ElevenLabs Dubbing: The Essentials

Last updated: April 22, 2026

asset_gUCwRf4aV73fAK82eGDkRTeW_A sleek, modern desk setup with a central graphic illustrating the transformation of a single audio waveform into multiple language waveforms, seamlessly preserving the original voice.png

ElevenLabs Dubbing enables video and audio localization by translating spoken audio in any video or audio file into a different language while preserving the original speaker's voice, emotion, and timing. The service automates transcription, translation, and voice synthesis.

Key capabilities:

  • Input support: raw video files, finished exports, or standalone audio files.

  • Vocal fidelity: maintains nuance, pace, and emotional energy from original performances.

  • Output: dubbed versions with translated audio replacing original speech.


Parameters

Parameter

Type

Required

Default

Description

File

File (audio or video)

Yes

The audio or video asset to dub.

Target Language

String

Yes

en

Output language code (ISO 639-1). See supported languages below.

Source Language

String

No

Auto-detect

Original file language.
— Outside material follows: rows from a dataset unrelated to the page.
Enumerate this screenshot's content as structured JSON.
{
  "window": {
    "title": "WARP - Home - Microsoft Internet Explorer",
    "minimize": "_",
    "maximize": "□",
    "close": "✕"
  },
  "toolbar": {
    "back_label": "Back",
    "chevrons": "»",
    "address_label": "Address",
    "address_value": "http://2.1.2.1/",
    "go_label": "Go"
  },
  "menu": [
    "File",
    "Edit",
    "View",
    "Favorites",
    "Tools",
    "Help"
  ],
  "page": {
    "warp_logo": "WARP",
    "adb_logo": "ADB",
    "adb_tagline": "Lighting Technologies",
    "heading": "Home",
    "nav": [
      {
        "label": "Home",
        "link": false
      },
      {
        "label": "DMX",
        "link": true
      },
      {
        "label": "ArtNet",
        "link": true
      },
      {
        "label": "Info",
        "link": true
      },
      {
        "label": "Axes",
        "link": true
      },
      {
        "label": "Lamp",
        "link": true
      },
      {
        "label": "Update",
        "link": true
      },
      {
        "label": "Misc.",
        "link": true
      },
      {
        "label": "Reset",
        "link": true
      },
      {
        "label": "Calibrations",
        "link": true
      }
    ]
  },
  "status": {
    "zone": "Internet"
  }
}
Leave empty for automatic detection.

Number of Speakers

Integer

No

0

Speaker count. 0 = auto-detect. Max 10.

Drop Background Audio

Boolean

No

false

Removes music and ambience from the dubbed output when enabled.

Disable Voice Cloning

Boolean

No

false

Uses a generic voice instead of cloning the original speaker.

Highest Resolution

Boolean

No

false

Returns the dubbed video in the highest resolution available.


Supported Languages

The model supports 30 languages:

Arabic, Bulgarian, Chinese, Croatian, Czech, Danish, Dutch, English, Finnish, French, German, Hindi, Hungarian, Indonesian, Italian, Japanese, Korean, Malay, Norwegian, Filipino, Polish, Portuguese, Romanian, Russian, Slovak, Spanish, Swedish, Thai, Turkish, Ukrainian, Vietnamese.


Features

Voice Cloning

By default, the model clones the original speaker's voice for each dubbed track. For best results, speakers should have at least 30 seconds of clean, clear audio. Set Disable Voice Cloning to true to use a generic synthesized voice instead.

Multi-Speaker Support

The model automatically detects up to 10 distinct speakers. For scenes with overlapping dialogue, set the Number of Speakers manually to improve accuracy.

Background Audio Control

Enable Drop Background Audio to strip music and sound design from the output. This is useful when dubbing into languages where background audio may interfere with voice clarity, but note the control is binary: complex sound design that needs partial preservation requires separate post-production mixing.


Best Practices

  • Prioritize clean source audio for optimal voice cloning quality.

  • Set speaker count manually when dialogue overlaps between multiple speakers.

  • Leave Highest Resolution disabled during testing to reduce processing time.

  • Ensure each speaker has at least 30 seconds of clear audio for effective voice learning.


Known Limitations

  • Optimized for up to 10 distinct speakers.

  • Dubbed audio is time-stretched to fit original visuals. Longer target languages may sound slightly accelerated.

  • The background audio toggle is binary. Complex sound design requires separate post-production mixing.